I felt embarrassment spread into the whole setup like a slow wine stain. The feeling of being so clearly a tourist, someone who will give money for a service, in this Russian- and Chinese- funded compound with fake madrassas and half-finished electrical wiring. Not how I like to do things, wizened traveler that I am. Clearly they weren't ready for us. Clearly they were rushing to get the thing done, and we had asked to do this cooking thing, and they wanted to make a good impression but were caught on the back foot a bit. I squirmed in my seat when they asked us to sit and wait and it became clear that there would be, in fact, no cooking lesson, no real way to engage.
Clinging, clinging, the little voice in my head went. Pretending you're the best person here. Clinging. And it was right; I was trying to be all haughty about plov, a dish I had not yet ever eaten, and whose existence I had learned about only three weeks prior. I was trying to do something I had never done the right way. As if such a thing existed.
I gave myself a talking-to. You're being a snob. You're dangerously close to being a jerk about it. Stripped down to the situation's bone, some people were having us over and making us a meal, and we were paying them, and I could either be curious and nice or I could stew in my own discomfort.
So out came Google Translate, and I poked around the kitchen station, and the cook was a good sport about it all and came to grab me by the arm when he was going to remove the braised lamb from under the cheesecloth--wanted to show me how much oil was left, how it would all mix in with the rice and carrots and peppers.
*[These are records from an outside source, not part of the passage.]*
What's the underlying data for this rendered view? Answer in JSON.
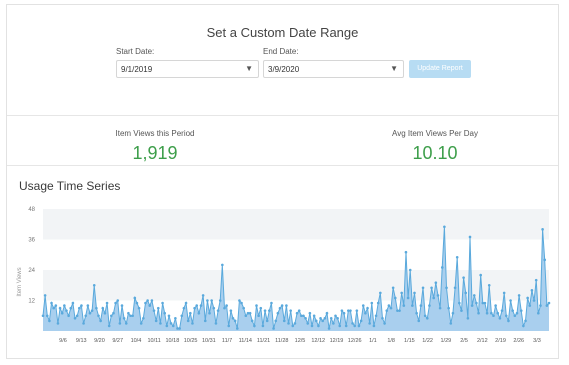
{
  "date_range": {
    "title": "Set a Custom Date Range",
    "start_label": "Start Date:",
    "start_value": "9/1/2019",
    "end_label": "End Date:",
    "end_value": "3/9/2020",
    "update_button": "Update Report",
    "caret_icon": "triangle-down"
  },
  "stats": {
    "views_label": "Item Views this Period",
    "views_value": "1,919",
    "avg_label": "Avg Item Views Per Day",
    "avg_value": "10.10",
    "value_color": "#3d9e4a"
  },
  "usage": {
    "title": "Usage Time Series"
  },
  "chart_data": {
    "type": "area",
    "ylabel": "Item Views",
    "xlabel": "",
    "ylim": [
      0,
      48
    ],
    "yticks": [
      12,
      24,
      36,
      48
    ],
    "grid": "horizontal bands",
    "color": "#5aa9dc",
    "fill": "#a9cfee",
    "xtick_labels": [
      "9/6",
      "9/13",
      "9/20",
      "9/27",
      "10/4",
      "10/11",
      "10/18",
      "10/25",
      "10/31",
      "11/7",
      "11/14",
      "11/21",
      "11/28",
      "12/5",
      "12/12",
      "12/19",
      "12/26",
      "1/1",
      "1/8",
      "1/15",
      "1/22",
      "1/29",
      "2/5",
      "2/12",
      "2/19",
      "2/26",
      "3/3"
    ],
    "values": [
      6,
      14,
      6,
      4,
      11,
      9,
      10,
      3,
      9,
      7,
      10,
      8,
      6,
      9,
      11,
      5,
      6,
      9,
      10,
      3,
      6,
      10,
      7,
      8,
      18,
      9,
      6,
      4,
      9,
      7,
      11,
      2,
      6,
      7,
      11,
      12,
      3,
      10,
      5,
      3,
      7,
      6,
      6,
      13,
      11,
      9,
      3,
      5,
      11,
      12,
      10,
      12,
      8,
      4,
      9,
      3,
      11,
      7,
      2,
      6,
      3,
      2,
      5,
      1,
      1,
      6,
      9,
      11,
      4,
      7,
      3,
      9,
      10,
      7,
      10,
      14,
      4,
      12,
      7,
      12,
      9,
      3,
      8,
      12,
      26,
      9,
      10,
      2,
      8,
      5,
      4,
      1,
      12,
      11,
      9,
      6,
      7,
      7,
      4,
      2,
      10,
      6,
      9,
      2,
      8,
      4,
      8,
      11,
      1,
      4,
      7,
      9,
      10,
      4,
      10,
      3,
      8,
      2,
      3,
      7,
      8,
      6,
      6,
      5,
      3,
      7,
      2,
      6,
      4,
      2,
      5,
      4,
      5,
      7,
      1,
      5,
      3,
      6,
      5,
      2,
      8,
      7,
      2,
      8,
      8,
      3,
      2,
      8,
      2,
      4,
      10,
      7,
      9,
      3,
      11,
      2,
      6,
      11,
      15,
      5,
      3,
      8,
      10,
      9,
      17,
      13,
      8,
      8,
      15,
      10,
      31,
      13,
      24,
      10,
      15,
      7,
      4,
      10,
      17,
      6,
      5,
      10,
      17,
      13,
      19,
      14,
      9,
      25,
      41,
      17,
      9,
      3,
      7,
      17,
      29,
      11,
      8,
      21,
      15,
      5,
      37,
      10,
      14,
      11,
      7,
      22,
      11,
      11,
      7,
      18,
      7,
      6,
      10,
      7,
      5,
      8,
      15,
      6,
      4,
      12,
      8,
      6,
      7,
      14,
      8,
      2,
      4,
      13,
      10,
      16,
      12,
      20,
      7,
      10,
      40,
      28,
      10,
      11
    ]
  }
}
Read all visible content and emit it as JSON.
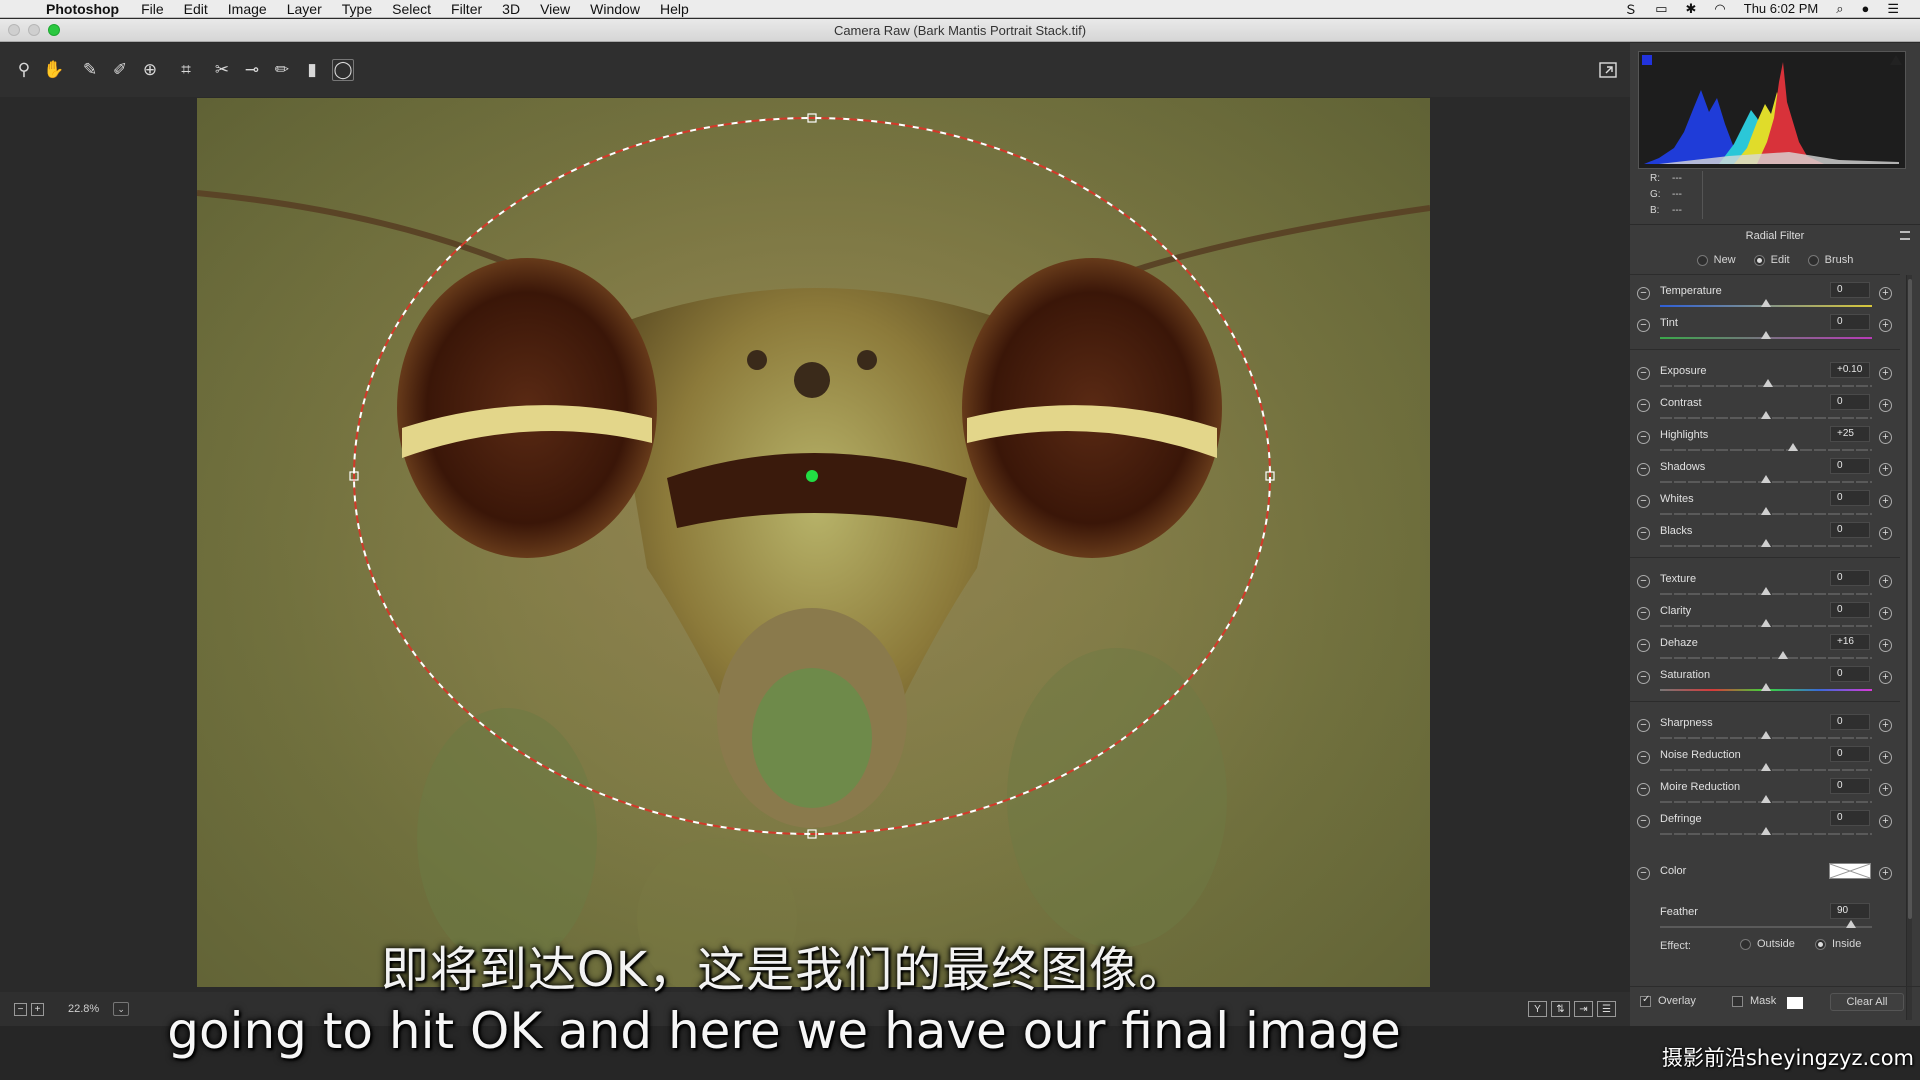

He smiled a lot. I laughed. It smelled good. I smiled, too.
And when we sat down to eat it, oily rice and vegetables and braised lamb in cumin and linseed, tomato and pickled onion salad, sour cherry juice by the litre: reader, it was food, and fucking good, and I was very grateful.
Negotiations start today. Getting my head in the game. Breakfast, first; then, real work. See you afterwards.